This advice is directed at teachers, but it is also useful to tutors and parents.
Identify problems as early as possible. In the first week of class, assess all students’ needs through testing, in class writing, and interviews.
Meet privately to discuss problems with students. Show the students the problems you have found in their work. Then, let students tell you what they think their problems are, why they have those problems, and what they think should be done to solve the problems. If they deny there is a problem, be firm and go through their work with them to provide specific evidence for your concern. Students must recognize their problems before they can be fixed.
Listen to what students tell you. You can learn a lot about students’ problems simply by listening attentively and paying close attention to body language. Your assessments may have only revealed the symptoms of their problems, but not source of the problems. Show the student that you are interested, and be open and honest with them.
Work with students to create a plan of action. Help students to determine the best starting point, and to set goals you both agree are realistic. Then, work together to plan reasonable steps to reach those goals. It’s important that students think of this as their goals and their plans. Later, you can use these plans to remind students of what they said they wanted to achieve and offer support and encouragement through each of the steps.
Become a resource for students.
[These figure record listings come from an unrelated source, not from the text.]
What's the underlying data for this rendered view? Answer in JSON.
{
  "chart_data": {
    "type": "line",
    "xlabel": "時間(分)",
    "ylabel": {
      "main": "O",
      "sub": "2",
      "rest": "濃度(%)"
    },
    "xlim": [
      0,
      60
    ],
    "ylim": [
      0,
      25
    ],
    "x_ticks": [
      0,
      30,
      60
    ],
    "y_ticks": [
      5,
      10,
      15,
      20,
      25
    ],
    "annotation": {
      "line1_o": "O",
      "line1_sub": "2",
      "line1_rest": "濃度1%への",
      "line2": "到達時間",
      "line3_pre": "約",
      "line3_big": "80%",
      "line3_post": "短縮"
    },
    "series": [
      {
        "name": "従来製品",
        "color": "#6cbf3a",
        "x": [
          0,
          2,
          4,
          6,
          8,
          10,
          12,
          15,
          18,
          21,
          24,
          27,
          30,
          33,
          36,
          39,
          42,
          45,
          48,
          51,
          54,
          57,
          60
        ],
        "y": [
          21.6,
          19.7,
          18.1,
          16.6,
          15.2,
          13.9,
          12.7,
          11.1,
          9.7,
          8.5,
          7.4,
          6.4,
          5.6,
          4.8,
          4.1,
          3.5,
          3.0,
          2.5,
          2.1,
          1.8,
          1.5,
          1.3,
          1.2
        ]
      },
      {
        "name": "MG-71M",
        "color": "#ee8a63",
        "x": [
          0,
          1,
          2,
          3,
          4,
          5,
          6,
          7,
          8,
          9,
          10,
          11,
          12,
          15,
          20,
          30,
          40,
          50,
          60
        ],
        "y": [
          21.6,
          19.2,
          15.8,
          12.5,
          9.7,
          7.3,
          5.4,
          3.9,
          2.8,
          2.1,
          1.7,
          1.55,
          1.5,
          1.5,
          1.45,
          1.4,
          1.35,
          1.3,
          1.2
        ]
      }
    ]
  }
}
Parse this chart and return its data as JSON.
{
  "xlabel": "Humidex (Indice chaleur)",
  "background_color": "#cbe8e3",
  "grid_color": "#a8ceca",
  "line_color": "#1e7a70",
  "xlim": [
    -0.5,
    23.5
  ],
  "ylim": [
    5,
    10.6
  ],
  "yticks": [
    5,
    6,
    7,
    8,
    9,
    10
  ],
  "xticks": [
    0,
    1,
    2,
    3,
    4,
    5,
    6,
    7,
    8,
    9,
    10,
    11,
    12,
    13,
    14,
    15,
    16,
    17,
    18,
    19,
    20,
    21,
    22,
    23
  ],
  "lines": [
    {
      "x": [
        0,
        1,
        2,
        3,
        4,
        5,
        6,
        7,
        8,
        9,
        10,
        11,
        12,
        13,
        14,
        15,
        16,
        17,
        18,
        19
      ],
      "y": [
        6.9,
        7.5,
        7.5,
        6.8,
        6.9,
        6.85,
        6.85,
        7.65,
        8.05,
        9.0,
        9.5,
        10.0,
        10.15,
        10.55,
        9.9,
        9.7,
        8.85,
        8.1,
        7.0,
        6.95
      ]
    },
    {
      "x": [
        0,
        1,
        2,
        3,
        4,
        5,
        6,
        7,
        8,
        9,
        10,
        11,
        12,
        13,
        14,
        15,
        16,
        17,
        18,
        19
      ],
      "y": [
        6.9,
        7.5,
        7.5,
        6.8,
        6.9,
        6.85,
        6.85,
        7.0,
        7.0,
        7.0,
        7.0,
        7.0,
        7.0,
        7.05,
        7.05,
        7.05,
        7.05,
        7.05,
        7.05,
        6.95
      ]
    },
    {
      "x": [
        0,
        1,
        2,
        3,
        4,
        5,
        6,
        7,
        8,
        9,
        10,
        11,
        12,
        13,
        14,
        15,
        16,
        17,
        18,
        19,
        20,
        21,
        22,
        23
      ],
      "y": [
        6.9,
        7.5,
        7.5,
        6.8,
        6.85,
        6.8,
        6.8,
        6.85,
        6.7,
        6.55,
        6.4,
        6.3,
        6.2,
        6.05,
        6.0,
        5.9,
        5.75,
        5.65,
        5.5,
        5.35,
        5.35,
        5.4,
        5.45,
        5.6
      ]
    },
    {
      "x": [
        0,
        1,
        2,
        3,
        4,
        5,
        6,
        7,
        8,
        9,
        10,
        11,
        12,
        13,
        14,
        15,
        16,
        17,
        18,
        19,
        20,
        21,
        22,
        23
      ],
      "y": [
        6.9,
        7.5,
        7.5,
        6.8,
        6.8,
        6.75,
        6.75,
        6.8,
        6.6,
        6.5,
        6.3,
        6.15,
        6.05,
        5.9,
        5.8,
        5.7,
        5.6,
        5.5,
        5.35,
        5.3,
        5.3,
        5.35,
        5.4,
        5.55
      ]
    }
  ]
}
Make yourself available for additional instruction and provide extra material at an appropriate level for each student’s needs. Offer to locate other resources such as tutoring (www.CanadianAcademicSuccess.com) or community services which can help the students.
Vary your approach in class to accommodate all learning styles. This is something that all the students in your class will benefit from. Because each student takes in information differently, a varied teaching style will allow different groups of students to display their strengths at different times. However, don’t tailor your classes for those weaker students at the expense of the stronger learners.
Offer encouragement. Meet with students before major tests or assignments to listen to their concerns and help them develop a positive attitude. Even when students do poorly, stress the areas where they have improved and help them to learn from their mistakes. Try not to pass students for effort, though, as that will not give them a realistic understanding of their results.
Don’t take your students failures personally. Sometimes, despite all your best efforts, a student will still not improve. Don’t blame yourself; in the end, students are responsible for their own successes and failures. Console yourself by saying that you did everything that you could.